Rechtspluralismus in den Northern Areas / Pakistan
With an English Summary
Sabine Lentz, Irmtraud Stellrecht
Die vorliegende Studie untersucht Recht und Rechtssysteme in den Northern Areas. Die Northern Areas liegen zwischen Pakistan im Süden, Afghanistan im Westen, China im Norden und Indien im Osten. Historisch gehörten sie zum Fürstenstaat von Jammu und Kashmir, einem Klientelstaat des Britischen Empire. Heute werden sie von Pakistan verwaltet.

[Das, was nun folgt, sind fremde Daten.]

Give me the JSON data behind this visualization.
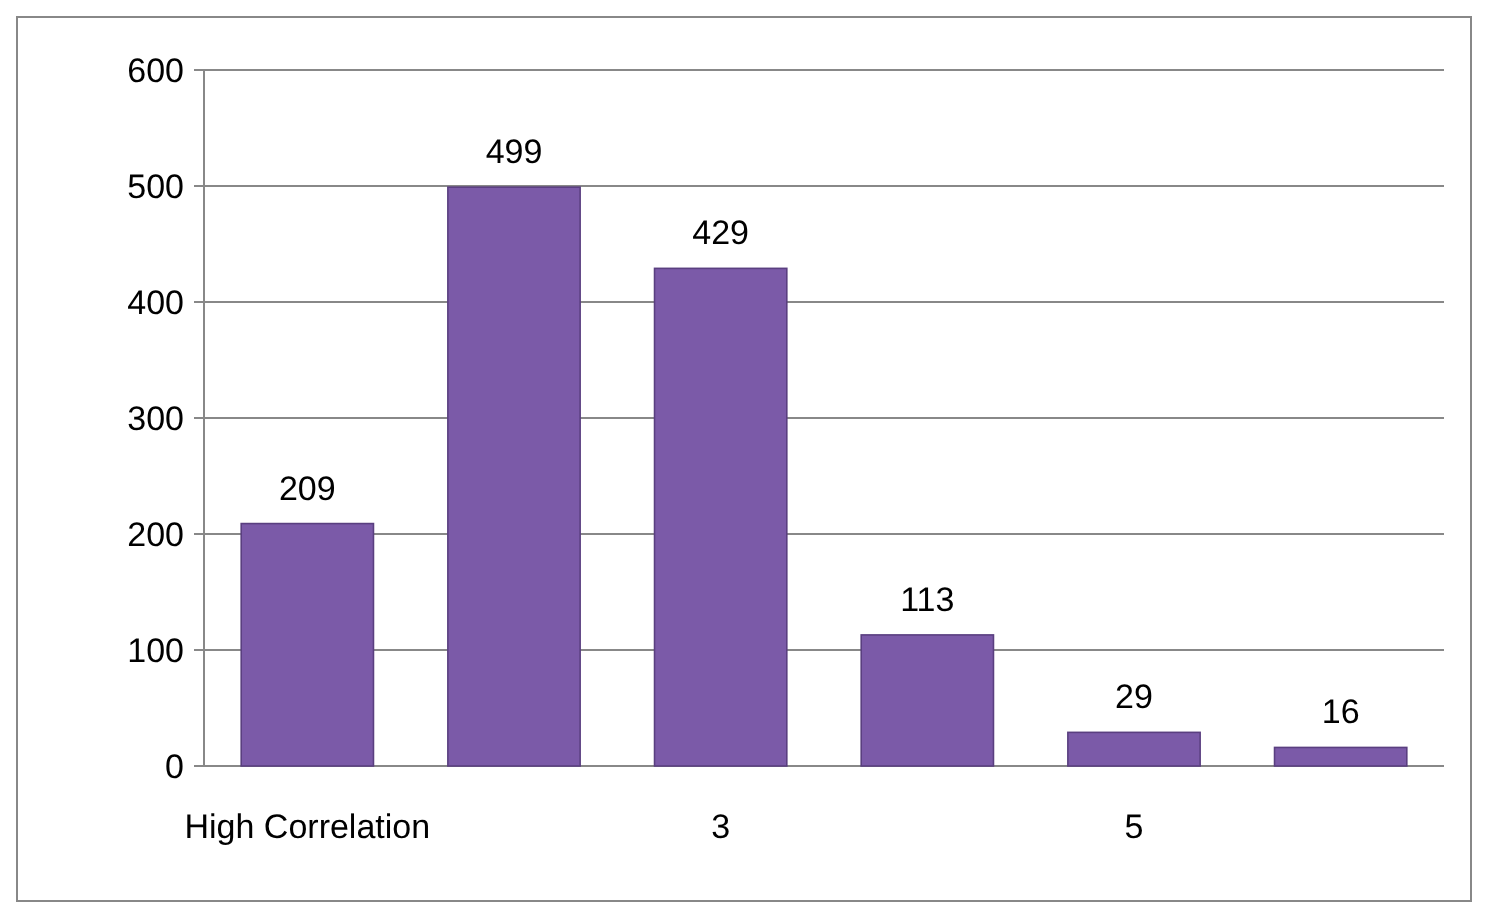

Nach einer Einführung in die Forschungsproblematik folgt im zweiten Kapitel eine kurze ethnographische Beschreibung des Gebietes, wobei neben Verwaltung, Geographie und Infrastruktur auch die heterogenen Bevölkerungsteile, Identitäten, Wirtschaft und Religion behandelt werden. Kapitel drei und vier vermitteln die theoretische Grundlage und die angewandten Untersuchungsmethoden für die Diskussion des Themas Recht und Rechtspluralismus in dem beschriebenen Umfeld.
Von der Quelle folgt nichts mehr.